Policy adopted February 2016

Policy last updated June 2019

Scope and application

This policy applies to all lands acquired or reserved under the National Parks and Wildlife Act 1974 (NPW Act) except for lands reserved under Part 4A of the Act (unless the Board of Management for those lands has adopted the policy). However, NPWS staff can use the policy as guidance in their dealings with Boards of Management.

Objectives

This policy aims to:

  • provide clear guidelines for the recreational and commercial use of drones in parks
  • guide NPWS use of drones in parks
  • balance the commercial and recreational use of drones in parks with NPWS responsibilities to protect wildlife and to provide opportunities for the public appreciation and enjoyment of a park's natural and cultural values.

Definitions

Civil Aviation Safety Authority (CASA) is the Commonwealth government agency responsible for ensuring aviation safety.

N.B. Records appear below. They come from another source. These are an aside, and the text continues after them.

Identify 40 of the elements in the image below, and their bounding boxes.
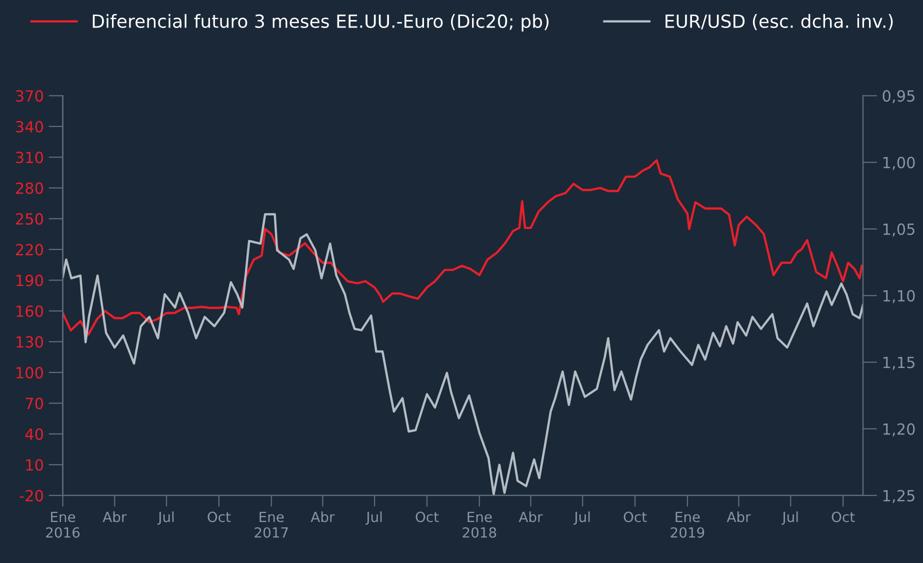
x-tick-label: Oct [416, 512, 439, 522]
y-tick-label: 280 [16, 182, 43, 194]
y2-tick-label: 0,95 [882, 90, 914, 104]
y-tick-label: 190 [16, 274, 43, 286]
x-tick-label: Jul [782, 511, 798, 525]
x-tick-label: Ene 2018 [462, 512, 496, 538]
legend-label: EUR/USD (esc. dcha. inv.) [666, 14, 893, 30]
y-tick-label: 100 [16, 366, 43, 378]
x-tick-label: Oct [832, 512, 855, 522]
y-tick-label: 340 [16, 120, 43, 132]
y-tick-label: 40 [25, 428, 43, 440]
x-tick-label: Ene 2016 [46, 512, 80, 538]
y-tick-label: 70 [26, 398, 43, 410]
y-tick-label: 250 [16, 213, 43, 225]
y2-tick-label: 1,15 [883, 356, 914, 370]
x-tick-label: Ene 2017 [254, 512, 288, 538]
x-tick-label: Jul [157, 511, 174, 525]
y-tick-label: 160 [16, 305, 43, 317]
x-tick-label: Abr [518, 511, 543, 522]
y2-tick-label: 1,25 [883, 490, 914, 504]
y-tick-label: 10 [26, 459, 43, 471]
y2-tick-label: 1,20 [883, 423, 915, 436]
line-series [62, 159, 863, 336]
x-tick-label: Oct [208, 512, 231, 522]
x-tick-label: Jul [365, 511, 382, 525]
legend-label: Diferencial futuro 3 meses EE.UU.-Euro (Dic20; pb) [92, 14, 549, 32]
y-tick-label: 310 [16, 152, 43, 164]
y2-tick-label: 1,05 [883, 223, 914, 237]
y-tick-label: 130 [16, 336, 43, 348]
x-tick-label: Ene 2019 [670, 512, 704, 538]
y-tick-label: 370 [16, 90, 43, 102]
y2-tick-label: 1,00 [883, 156, 915, 170]
x-tick-label: Oct [624, 512, 647, 522]
x-tick-label: Abr [726, 511, 751, 522]
y-tick-label: 220 [16, 244, 43, 256]
y-tick-label: -20 [20, 490, 43, 502]
x-tick-label: Jul [573, 511, 590, 525]
y2-tick-label: 1,10 [883, 290, 915, 304]
x-tick-label: Abr [102, 511, 127, 522]
x-tick-label: Abr [310, 511, 335, 522]
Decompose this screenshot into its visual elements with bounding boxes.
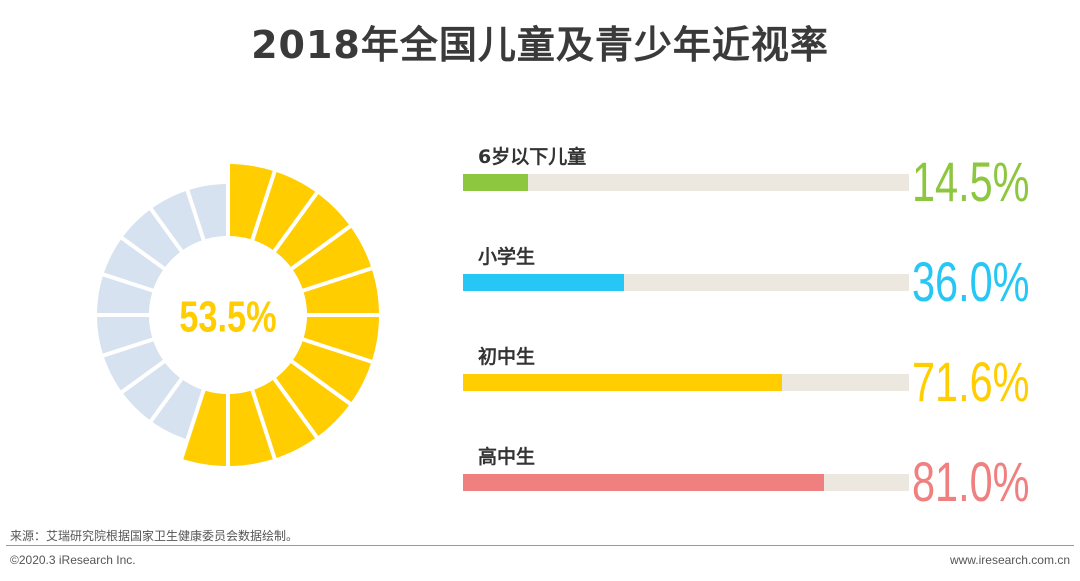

CASA regards drones as aircraft and sets the rules and regulations for drone use.

Controlled aerodrome means an aerodrome at which an aircraft control service is provided.

Drone means a remotely piloted aircraft (RPA), sometimes called an unmanned aerial vehicle (UAV).

Park means a reserve gazetted under the National Parks and Wildlife Act 1974, including a national park, nature reserve, historic site, Aboriginal area, state conservation area, karst conservation reserve, regional park or any land acquired by the Minister under Part 11 of the Act.

Accountabilities

Paragraph Position accountable
1. Approval for recreational use of drones in a park Area Manager
9. Establishing drone exclusion areas (not in plan of management) Branch Director
23-24. Approval for commercial filming using a drone As specified in the Filming and Photography Policy
26-28. NPWS use of drones Consult NPWS Fire and Incident Management Branch
16. Approval of commercial or professional uses of drones in parks NPWS's Aviation Coordinator

The accountable officer may allocate this role to an officer authorised under the relevant Department of Planning, Industry and Environment delegation instrument. Staff can access the delegation instruments on the intranet.